Sex an important factor in mattress purchasing
July 20, 2013-- Furniture Today,
Jerry Epperson An insider’s view
Yet one of our most respected corporate giants, Leggett & Platt, did "SexySleep" research using 255 men and women - all over 21, of course. Hopefully, one at a time, these consumers were asked to sit, bounce, lay, crawl, roll and jump on two different construction mattresses and then were interviewed about their preferences.
In my opinion, this is a topic that needs to be addressed since sex and mattresses have not been well discussed since the days of waterbeds.
I never owned a waterbed but I had friends who bragged about them. Most of my college-aged friends at the time had the least expensive rectangular vinyl bags of water held within a substantial wooden box, not some of the more sophisticated constructions available today. I sat on one and rocked and rolled for a while, not finding it enjoyable, but I never used it for its real purpose.
By the way, waterbeds had heaters as an option, not methods to keep the user cool like today.
In my mind, we often forget just how intimate the mattress purchase can be and the need to consider age, weight and fitness, height, sex of the occupant or occupants and not just be firm, really firm or really, really firm.
As to addressing sex itself, in my feeble brain, it seems that when younger, the bed itself was less important. While you may find it difficult to believe, in my teens and twenties I was no athlete, sexual or otherwise. My dating experiences related more to the massive bench seats of my parents' 1964 Chevrolet than to any mattress.
In college and graduate school, I slept on horrible dorm mattresses, rented furniture in an apartment, and on a Sears' "jackknife" sofa bed - and never had trouble sleeping or doing anything else.
When we age and mature, many of these issues appear and need to be addressed - all of the issues, not just firmness.
Perhaps we could make the mattress buying experience more romantic and comfortable.
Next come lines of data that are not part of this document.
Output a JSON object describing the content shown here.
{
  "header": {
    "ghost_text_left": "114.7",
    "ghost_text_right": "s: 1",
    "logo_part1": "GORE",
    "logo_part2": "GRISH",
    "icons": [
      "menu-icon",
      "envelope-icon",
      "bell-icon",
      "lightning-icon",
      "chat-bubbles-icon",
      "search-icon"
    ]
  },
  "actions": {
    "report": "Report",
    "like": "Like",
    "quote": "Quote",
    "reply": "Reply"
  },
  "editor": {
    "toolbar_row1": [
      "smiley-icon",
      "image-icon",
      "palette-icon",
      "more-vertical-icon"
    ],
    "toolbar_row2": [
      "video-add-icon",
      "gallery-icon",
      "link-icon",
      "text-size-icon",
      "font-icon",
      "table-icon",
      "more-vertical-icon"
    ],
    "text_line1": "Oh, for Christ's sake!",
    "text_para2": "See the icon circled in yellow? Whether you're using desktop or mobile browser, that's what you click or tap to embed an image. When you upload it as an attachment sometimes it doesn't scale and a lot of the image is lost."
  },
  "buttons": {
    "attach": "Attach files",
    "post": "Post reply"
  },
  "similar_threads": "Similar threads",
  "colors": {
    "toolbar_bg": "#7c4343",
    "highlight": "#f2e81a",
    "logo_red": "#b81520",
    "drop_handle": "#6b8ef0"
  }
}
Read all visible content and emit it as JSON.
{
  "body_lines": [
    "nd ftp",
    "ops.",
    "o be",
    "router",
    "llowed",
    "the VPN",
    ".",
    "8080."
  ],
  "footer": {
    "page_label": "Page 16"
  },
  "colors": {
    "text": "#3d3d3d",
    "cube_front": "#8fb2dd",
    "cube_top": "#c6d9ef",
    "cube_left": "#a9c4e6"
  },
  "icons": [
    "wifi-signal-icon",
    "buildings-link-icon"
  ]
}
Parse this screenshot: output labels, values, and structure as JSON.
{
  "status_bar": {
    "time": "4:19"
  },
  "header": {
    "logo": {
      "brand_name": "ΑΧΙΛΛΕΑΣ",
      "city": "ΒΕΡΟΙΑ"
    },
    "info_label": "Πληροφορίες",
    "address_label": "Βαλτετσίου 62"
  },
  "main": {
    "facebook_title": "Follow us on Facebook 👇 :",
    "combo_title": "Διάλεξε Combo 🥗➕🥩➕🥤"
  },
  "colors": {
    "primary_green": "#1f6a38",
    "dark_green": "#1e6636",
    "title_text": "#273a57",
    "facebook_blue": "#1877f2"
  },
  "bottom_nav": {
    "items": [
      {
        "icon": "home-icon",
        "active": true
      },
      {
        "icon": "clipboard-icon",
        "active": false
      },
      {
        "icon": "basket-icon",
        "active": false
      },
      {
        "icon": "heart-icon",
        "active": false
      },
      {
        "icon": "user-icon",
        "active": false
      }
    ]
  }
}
Softer lighting, background music and a faint lavender scent could make it feel less impersonal.
Maybe we could sell scented candles, massage oils, silk sheets and other mood-enhancing offerings to remind the consumers that sleep is not all you do on a mattress.
And with today's flat screen televisions, laptop computers, tablets and smartphones, everyone is doing a lot more on their beds, even dining.
I sleep like a fat rock using an electric adjustable bed made by Leggett & Platt and on a fabulous mattress made in Hopewell, Va., by my friend Winn Butterworth, who owns Custom Comfort by Winn.
Life is too short not to have the perfect mattress.